The National Labor Relations Board on Tuesday released a decision that would make it easier to unionize nursing home workers.
It is the latest in a flurry of moves favorable to unions that the board completed before the term of its chairwoman, Wilma B. Liebman, expired on Sunday. The board released two other pro-union decisions on Tuesday, both reversing decisions issued under President George W. Bush.
In the nursing home decision, the board ruled that the union, the United Steelworkers, could organize just the 53 certified nursing assistants at a nursing home in Mobile, Ala., as part of one bargaining unit, without including the home’s 33 other nonprofessional workers, including janitors, cooks and file clerks.
Groups representing businesses and nursing home operators attacked the decision, fearing it would make the homes more vulnerable to unionization drives.
“This ruling makes it easier for unions to gerrymander who is in a bargaining unit to help them be successful in organizing,” said Michael J. Eastman, executive director of labor law policy at the United States Chamber of Commerce.
In the Alabama case, known as Specialty Healthcare, the board reversed a 1991 ruling and stated that the potential bargaining unit for employees at nonacute health care facilities would be based on the same “community of interest” standard used at other workplaces. Under that standard, bargaining units would generally be based on whether employees had similar responsibilities, supervisors, skills, working conditions and pay scales.
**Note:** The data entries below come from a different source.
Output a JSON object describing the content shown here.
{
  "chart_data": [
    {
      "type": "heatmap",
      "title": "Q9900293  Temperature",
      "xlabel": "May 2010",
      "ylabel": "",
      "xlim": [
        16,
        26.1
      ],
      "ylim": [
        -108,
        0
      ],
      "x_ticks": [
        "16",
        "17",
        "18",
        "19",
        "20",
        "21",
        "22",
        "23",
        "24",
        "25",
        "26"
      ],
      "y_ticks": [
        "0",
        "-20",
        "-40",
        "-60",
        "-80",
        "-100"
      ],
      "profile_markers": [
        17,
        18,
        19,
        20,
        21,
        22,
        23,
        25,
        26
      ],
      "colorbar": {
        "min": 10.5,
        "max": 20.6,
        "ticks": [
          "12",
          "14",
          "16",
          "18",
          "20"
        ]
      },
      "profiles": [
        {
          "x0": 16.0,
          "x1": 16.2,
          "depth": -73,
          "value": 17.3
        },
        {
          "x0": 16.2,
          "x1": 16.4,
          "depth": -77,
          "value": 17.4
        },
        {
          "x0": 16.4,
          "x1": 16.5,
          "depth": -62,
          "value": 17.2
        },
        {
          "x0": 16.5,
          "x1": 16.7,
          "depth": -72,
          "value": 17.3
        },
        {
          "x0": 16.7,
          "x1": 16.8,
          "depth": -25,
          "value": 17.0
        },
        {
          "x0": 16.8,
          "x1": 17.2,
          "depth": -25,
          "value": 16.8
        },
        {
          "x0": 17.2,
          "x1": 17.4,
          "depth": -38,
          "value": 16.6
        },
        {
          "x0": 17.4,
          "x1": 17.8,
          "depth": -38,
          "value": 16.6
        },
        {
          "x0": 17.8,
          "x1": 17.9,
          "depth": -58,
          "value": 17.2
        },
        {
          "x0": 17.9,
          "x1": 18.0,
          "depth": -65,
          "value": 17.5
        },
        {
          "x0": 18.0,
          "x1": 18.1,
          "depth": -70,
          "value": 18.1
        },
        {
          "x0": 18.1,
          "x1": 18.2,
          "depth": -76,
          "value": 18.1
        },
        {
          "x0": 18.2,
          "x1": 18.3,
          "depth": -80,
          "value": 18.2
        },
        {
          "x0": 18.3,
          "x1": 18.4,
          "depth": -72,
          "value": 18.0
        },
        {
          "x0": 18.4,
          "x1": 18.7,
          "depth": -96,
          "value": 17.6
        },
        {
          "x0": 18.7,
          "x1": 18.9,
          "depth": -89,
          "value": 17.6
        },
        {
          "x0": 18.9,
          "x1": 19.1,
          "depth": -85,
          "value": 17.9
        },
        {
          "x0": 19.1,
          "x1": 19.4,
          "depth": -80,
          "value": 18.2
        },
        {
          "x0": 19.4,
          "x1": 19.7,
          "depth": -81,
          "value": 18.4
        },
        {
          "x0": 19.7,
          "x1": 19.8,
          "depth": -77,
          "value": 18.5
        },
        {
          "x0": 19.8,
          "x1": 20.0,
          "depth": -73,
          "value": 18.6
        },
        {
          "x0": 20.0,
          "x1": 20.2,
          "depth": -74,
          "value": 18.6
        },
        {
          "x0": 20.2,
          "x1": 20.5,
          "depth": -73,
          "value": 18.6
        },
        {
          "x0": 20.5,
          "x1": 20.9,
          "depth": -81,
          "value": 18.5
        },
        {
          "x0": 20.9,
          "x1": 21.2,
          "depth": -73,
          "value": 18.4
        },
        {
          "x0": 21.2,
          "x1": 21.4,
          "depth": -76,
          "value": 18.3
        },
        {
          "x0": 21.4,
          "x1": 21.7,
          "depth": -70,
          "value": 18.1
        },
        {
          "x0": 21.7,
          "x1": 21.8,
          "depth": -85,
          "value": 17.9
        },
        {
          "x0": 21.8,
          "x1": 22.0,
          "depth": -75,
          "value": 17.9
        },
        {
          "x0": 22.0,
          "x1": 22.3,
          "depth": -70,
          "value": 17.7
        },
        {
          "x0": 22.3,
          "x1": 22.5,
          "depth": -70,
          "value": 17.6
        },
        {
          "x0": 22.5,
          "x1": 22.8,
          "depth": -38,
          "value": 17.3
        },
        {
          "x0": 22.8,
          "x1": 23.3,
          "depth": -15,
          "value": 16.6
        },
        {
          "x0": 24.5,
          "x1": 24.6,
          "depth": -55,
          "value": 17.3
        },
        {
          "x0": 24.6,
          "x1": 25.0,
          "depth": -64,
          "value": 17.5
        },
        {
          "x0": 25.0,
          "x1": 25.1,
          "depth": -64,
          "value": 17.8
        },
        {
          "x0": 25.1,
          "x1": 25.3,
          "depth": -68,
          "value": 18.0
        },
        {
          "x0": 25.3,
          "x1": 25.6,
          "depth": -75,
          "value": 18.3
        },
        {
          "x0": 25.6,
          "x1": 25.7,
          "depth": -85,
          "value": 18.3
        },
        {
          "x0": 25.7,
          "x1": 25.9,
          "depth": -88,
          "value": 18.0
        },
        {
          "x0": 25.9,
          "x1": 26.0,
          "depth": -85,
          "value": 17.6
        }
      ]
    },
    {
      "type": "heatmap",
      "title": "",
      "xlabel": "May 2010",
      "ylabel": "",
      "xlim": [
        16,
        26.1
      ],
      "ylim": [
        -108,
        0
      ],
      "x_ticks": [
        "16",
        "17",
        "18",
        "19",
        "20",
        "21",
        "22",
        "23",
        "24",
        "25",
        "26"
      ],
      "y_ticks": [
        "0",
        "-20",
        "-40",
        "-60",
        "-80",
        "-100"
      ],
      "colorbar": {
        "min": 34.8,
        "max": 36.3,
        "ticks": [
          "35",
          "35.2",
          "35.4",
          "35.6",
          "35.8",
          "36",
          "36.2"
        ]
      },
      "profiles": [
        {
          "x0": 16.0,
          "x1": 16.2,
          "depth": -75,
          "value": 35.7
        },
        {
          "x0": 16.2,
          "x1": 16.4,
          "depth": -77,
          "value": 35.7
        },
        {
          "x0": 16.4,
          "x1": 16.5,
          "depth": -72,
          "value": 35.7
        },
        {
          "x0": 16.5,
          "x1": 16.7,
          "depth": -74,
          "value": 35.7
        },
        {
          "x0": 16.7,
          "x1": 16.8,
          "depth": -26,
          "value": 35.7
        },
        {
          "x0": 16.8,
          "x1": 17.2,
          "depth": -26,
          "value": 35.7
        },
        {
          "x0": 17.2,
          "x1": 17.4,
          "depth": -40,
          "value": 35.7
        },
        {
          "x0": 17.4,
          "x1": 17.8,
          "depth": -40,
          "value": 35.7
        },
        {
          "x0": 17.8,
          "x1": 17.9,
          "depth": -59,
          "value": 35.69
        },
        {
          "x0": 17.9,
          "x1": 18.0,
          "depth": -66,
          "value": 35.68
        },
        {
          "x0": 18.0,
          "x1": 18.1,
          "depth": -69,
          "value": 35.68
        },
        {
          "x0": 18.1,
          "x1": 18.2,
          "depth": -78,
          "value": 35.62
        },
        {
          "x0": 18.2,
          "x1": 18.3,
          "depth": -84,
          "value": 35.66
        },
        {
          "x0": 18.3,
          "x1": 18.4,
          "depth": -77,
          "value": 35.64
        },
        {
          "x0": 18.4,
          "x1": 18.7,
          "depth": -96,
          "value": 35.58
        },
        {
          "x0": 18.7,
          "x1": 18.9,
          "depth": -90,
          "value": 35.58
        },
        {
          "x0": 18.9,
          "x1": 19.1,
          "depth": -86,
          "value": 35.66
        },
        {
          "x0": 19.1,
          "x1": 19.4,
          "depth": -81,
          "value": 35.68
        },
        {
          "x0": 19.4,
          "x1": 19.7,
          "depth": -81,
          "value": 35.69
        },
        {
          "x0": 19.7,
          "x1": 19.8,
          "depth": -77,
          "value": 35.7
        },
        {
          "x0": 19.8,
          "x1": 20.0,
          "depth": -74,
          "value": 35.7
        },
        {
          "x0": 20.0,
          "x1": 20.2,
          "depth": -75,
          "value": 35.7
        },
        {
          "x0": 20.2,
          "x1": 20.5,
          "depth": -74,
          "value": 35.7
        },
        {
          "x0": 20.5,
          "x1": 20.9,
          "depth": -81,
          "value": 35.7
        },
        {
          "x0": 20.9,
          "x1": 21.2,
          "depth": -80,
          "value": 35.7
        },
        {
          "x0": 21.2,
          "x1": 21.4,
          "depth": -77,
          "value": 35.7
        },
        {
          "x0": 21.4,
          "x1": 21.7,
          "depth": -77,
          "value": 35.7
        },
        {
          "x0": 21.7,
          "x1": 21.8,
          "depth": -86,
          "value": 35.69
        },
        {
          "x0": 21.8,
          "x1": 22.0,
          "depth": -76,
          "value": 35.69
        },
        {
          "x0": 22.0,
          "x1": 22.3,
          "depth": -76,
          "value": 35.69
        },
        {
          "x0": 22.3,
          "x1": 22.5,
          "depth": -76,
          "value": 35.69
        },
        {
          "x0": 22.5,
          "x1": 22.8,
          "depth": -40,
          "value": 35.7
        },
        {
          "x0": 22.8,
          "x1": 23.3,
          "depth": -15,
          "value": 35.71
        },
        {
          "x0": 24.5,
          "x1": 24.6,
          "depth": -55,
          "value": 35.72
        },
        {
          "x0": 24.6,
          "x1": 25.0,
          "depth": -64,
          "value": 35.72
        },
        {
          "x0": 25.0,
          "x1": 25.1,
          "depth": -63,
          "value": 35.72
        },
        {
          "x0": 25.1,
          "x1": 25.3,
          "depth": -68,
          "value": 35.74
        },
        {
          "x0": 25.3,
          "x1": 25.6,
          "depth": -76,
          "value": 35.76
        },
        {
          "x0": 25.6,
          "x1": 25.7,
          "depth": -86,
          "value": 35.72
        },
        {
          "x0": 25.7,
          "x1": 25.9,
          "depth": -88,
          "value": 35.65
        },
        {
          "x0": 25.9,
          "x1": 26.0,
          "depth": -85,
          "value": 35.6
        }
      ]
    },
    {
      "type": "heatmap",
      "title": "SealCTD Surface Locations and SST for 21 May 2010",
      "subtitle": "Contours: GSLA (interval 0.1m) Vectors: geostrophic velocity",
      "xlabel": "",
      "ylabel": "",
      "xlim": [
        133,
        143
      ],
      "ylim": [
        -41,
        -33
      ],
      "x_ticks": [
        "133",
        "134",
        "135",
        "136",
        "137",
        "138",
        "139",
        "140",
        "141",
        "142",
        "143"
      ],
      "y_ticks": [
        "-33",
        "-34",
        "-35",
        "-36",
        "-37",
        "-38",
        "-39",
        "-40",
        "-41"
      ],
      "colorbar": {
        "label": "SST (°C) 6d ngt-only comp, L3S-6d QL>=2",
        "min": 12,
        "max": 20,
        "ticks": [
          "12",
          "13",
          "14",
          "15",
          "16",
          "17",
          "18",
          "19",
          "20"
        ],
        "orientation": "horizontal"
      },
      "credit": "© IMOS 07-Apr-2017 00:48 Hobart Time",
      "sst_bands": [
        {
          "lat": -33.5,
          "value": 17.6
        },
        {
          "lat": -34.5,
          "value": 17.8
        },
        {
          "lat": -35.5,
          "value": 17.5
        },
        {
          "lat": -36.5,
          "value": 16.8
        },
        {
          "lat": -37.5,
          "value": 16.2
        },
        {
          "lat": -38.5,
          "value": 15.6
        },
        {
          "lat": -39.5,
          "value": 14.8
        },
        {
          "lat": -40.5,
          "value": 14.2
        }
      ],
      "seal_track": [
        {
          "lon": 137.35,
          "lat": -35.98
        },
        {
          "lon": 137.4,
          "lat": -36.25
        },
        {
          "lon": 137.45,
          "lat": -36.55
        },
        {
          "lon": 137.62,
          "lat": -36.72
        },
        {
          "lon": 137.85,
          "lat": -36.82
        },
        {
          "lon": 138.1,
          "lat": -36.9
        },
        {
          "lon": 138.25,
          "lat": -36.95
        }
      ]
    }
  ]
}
In a 3-1 decision, the majority said the 1991 ruling was obsolete and inconsistent with the aims of the National Labor Relations Act. The majority consisted of three Democrats: Ms. Liebman, Craig Becker and Mark G. Pearce, the board’s new chairman.
The board’s sole Republican, Brian E. Hayes, said the decision “fundamentally changed the standard for determining” who should be in a bargaining unit. “The majority is making sweeping changes to established law through this adjudication,” he wrote. “This initiative puts our agency beyond the pale of reasoned adjudication.”
Mr. Hayes asserted that the new approach would encourage the unionization of units as small as possible, which he said conflicted with the labor act’s aims.
Responding to Mr. Hayes, the majority wrote, “Our decision adheres to well-established principles of bargaining unit determination reflected in the language of the act and decades of board and judicial precedent.”
Greg Crist, spokesman for the American Health Care Association, which represents thousands of nursing homes, criticized the ruling. “The board used this case to legislate from a political perch,” he said. “The board should be helping our workers continue to deliver quality health care, not disrupting them.”
Lynn Rhinehart, the A.F.L.-C.I.O.’s general counsel, applauded the three rulings issued on Tuesday. “These are mainstream decisions, consistent with the purpose of the National Labor Relations Act,” she said. “These are not radical. What was radical was the Bush board overturning decades of precedent to invent new rules.”
One of the two other decisions reversed a board ruling from 2007, when the Bush administration was in power. That ruling allowed workers opposed to a union to seek a decertification vote immediately after an employer granted recognition to a union after showing that a majority of employees had signed cards supporting a union. (Typically 30 percent of employees need to petition to hold such a vote.) The majority wrote that henceforth workers must wait “a reasonable period” — likely six months to a year — after a union gains recognition to hold a decertification vote.
The third ruling reversed a 2002 board decision, also during the Bush era, that created an immediate window for a decertification vote after there was a change of ownership at a unionized company. Under the new ruling, the union relationship would be protected for at least six months before a decertification vote could be held.